Improving energy absorption of AA6061 holed thin-walled cylindrical tubes

Thin-walled tubes play a significant role in increasing the energy absorption in energy absorbing systems. Holed thin-walled tubes are a suitable option for use in these systems due to the ease of production and the lack of geometry complexity. In this paper, a new geometric pattern for holed thin-walled cylindrical tubes made of aluminum alloy 6061 is presented, to improve the energy absorption characteristics. To this aim, the Taguchi design of experiment method has been used to find the optimal levels of the geometrical parameters of the tube to achieve the maximum energy-to-weight ratio and the minimum effective equivalent strain.

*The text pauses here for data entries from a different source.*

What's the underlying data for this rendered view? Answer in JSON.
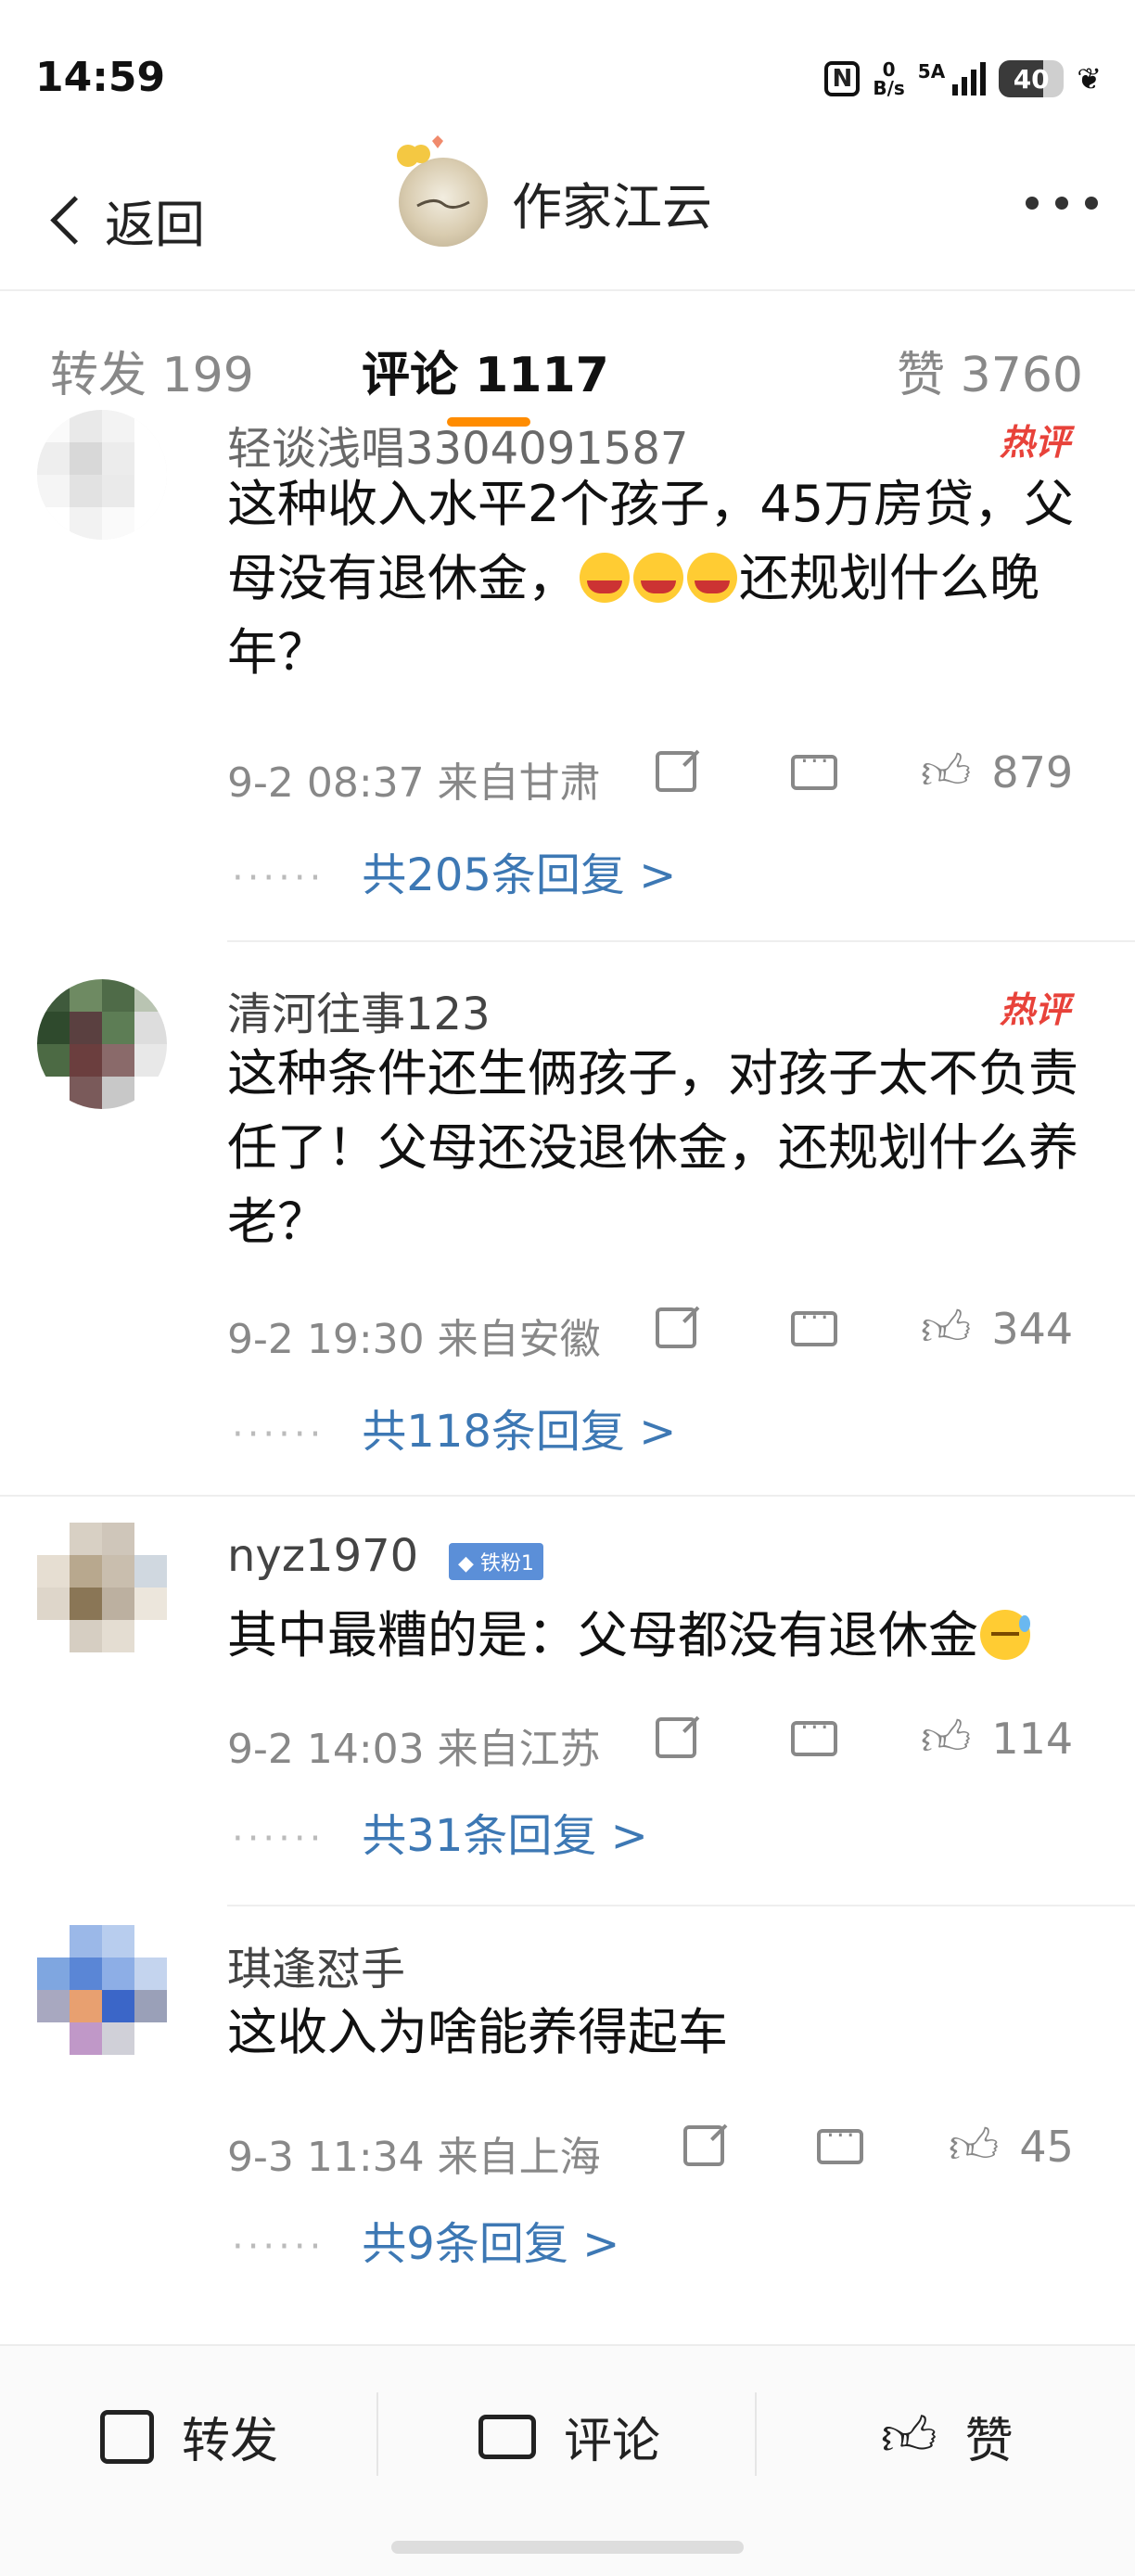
{
  "status_bar": {
    "time": "14:59",
    "network_speed_top": "0",
    "network_speed_bottom": "B/s",
    "signal_label": "5A",
    "battery": "40"
  },
  "header": {
    "back_label": "返回",
    "title": "作家江云"
  },
  "tabs": {
    "forward": "转发 199",
    "comment": "评论 1117",
    "like": "赞 3760",
    "active_color": "#ff8c00"
  },
  "comments": [
    {
      "username": "轻谈浅唱3304091587",
      "badge": "热评",
      "text_before": "这种收入水平2个孩子，45万房贷，父母没有退休金，",
      "emojis": [
        "cry",
        "cry",
        "cry"
      ],
      "text_after": "还规划什么晚年？",
      "datetime": "9-2 08:37 来自甘肃",
      "likes": "879",
      "replies": "共205条回复 >"
    },
    {
      "username": "清河往事123",
      "badge": "热评",
      "text_before": "这种条件还生俩孩子，对孩子太不负责任了！父母还没退休金，还规划什么养老？",
      "emojis": [],
      "text_after": "",
      "datetime": "9-2 19:30 来自安徽",
      "likes": "344",
      "replies": "共118条回复 >"
    },
    {
      "username": "nyz1970",
      "fan_badge": "铁粉1",
      "text_before": "其中最糟的是：父母都没有退休金",
      "emojis": [
        "sweat"
      ],
      "text_after": "",
      "datetime": "9-2 14:03 来自江苏",
      "likes": "114",
      "replies": "共31条回复 >"
    },
    {
      "username": "琪逢怼手",
      "text_before": "这收入为啥能养得起车",
      "emojis": [],
      "text_after": "",
      "datetime": "9-3 11:34 来自上海",
      "likes": "45",
      "replies": "共9条回复 >"
    }
  ],
  "bottom_bar": {
    "forward": "转发",
    "comment": "评论",
    "like": "赞"
  },
  "colors": {
    "link": "#3d78b4",
    "hot": "#e8423a",
    "accent": "#ff8c00"
  },
  "icons": [
    "share-icon",
    "comment-icon",
    "like-icon",
    "back-chevron-icon",
    "more-icon"
  ]
}
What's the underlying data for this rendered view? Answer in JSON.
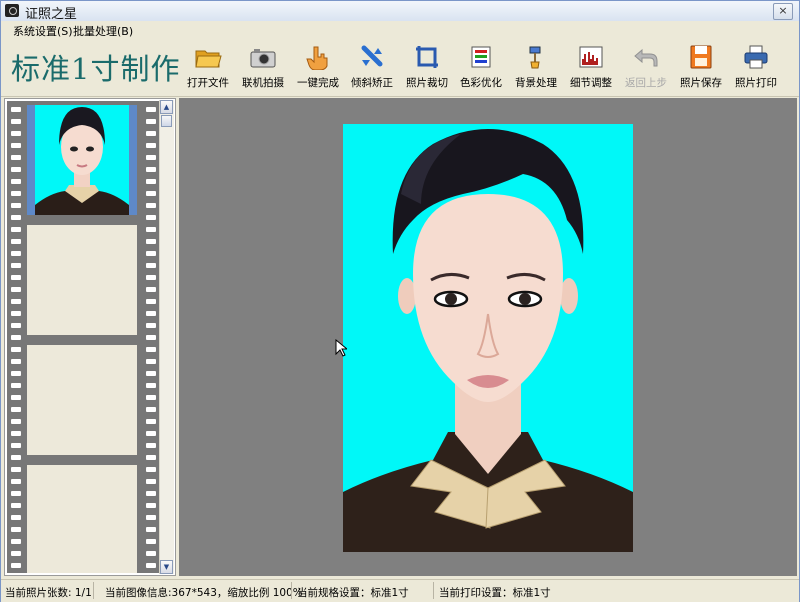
{
  "window": {
    "title": "证照之星",
    "close_label": "×"
  },
  "menu": [
    {
      "label": "系统设置(S)"
    },
    {
      "label": "批量处理(B)"
    }
  ],
  "toolbar": {
    "brand": "标准1寸制作",
    "tools": [
      {
        "label": "打开文件",
        "icon": "folder-open-icon",
        "enabled": true
      },
      {
        "label": "联机拍摄",
        "icon": "camera-icon",
        "enabled": true
      },
      {
        "label": "一键完成",
        "icon": "hand-click-icon",
        "enabled": true
      },
      {
        "label": "倾斜矫正",
        "icon": "rotate-correct-icon",
        "enabled": true
      },
      {
        "label": "照片裁切",
        "icon": "crop-icon",
        "enabled": true
      },
      {
        "label": "色彩优化",
        "icon": "color-palette-icon",
        "enabled": true
      },
      {
        "label": "背景处理",
        "icon": "brush-icon",
        "enabled": true
      },
      {
        "label": "细节调整",
        "icon": "histogram-icon",
        "enabled": true
      },
      {
        "label": "返回上步",
        "icon": "undo-icon",
        "enabled": false
      },
      {
        "label": "照片保存",
        "icon": "save-icon",
        "enabled": true
      },
      {
        "label": "照片打印",
        "icon": "printer-icon",
        "enabled": true
      }
    ]
  },
  "colors": {
    "photo_background": "#00f8f8",
    "canvas": "#808080",
    "selected_frame": "#5e89c8",
    "brand": "#1a6b6b"
  },
  "status": {
    "photo_count": "当前照片张数: 1/1",
    "image_info": "当前图像信息:367*543，缩放比例 100%",
    "spec_setting": "当前规格设置：标准1寸",
    "print_setting": "当前打印设置：标准1寸"
  }
}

The number of rows of holes, the number of holes in each row, the diameter of the small hole and the diameter coefficient of the small hole were considered as the geometric (input) parameters of the tubes. The initial crushing force, the total absorbed energy, the ratio of energy to weight and the ratio of the maximum initial force to the average force were compared for the optimal layouts. Examining the results showed that the arrangement of the holes in the middle with 3 rows of holes, 8 holes in each row, diameter of the small hole of 5 mm and the diameter coefficient of 1.2 (the large diameter is 6 mm) will lead to the best energy absorption result.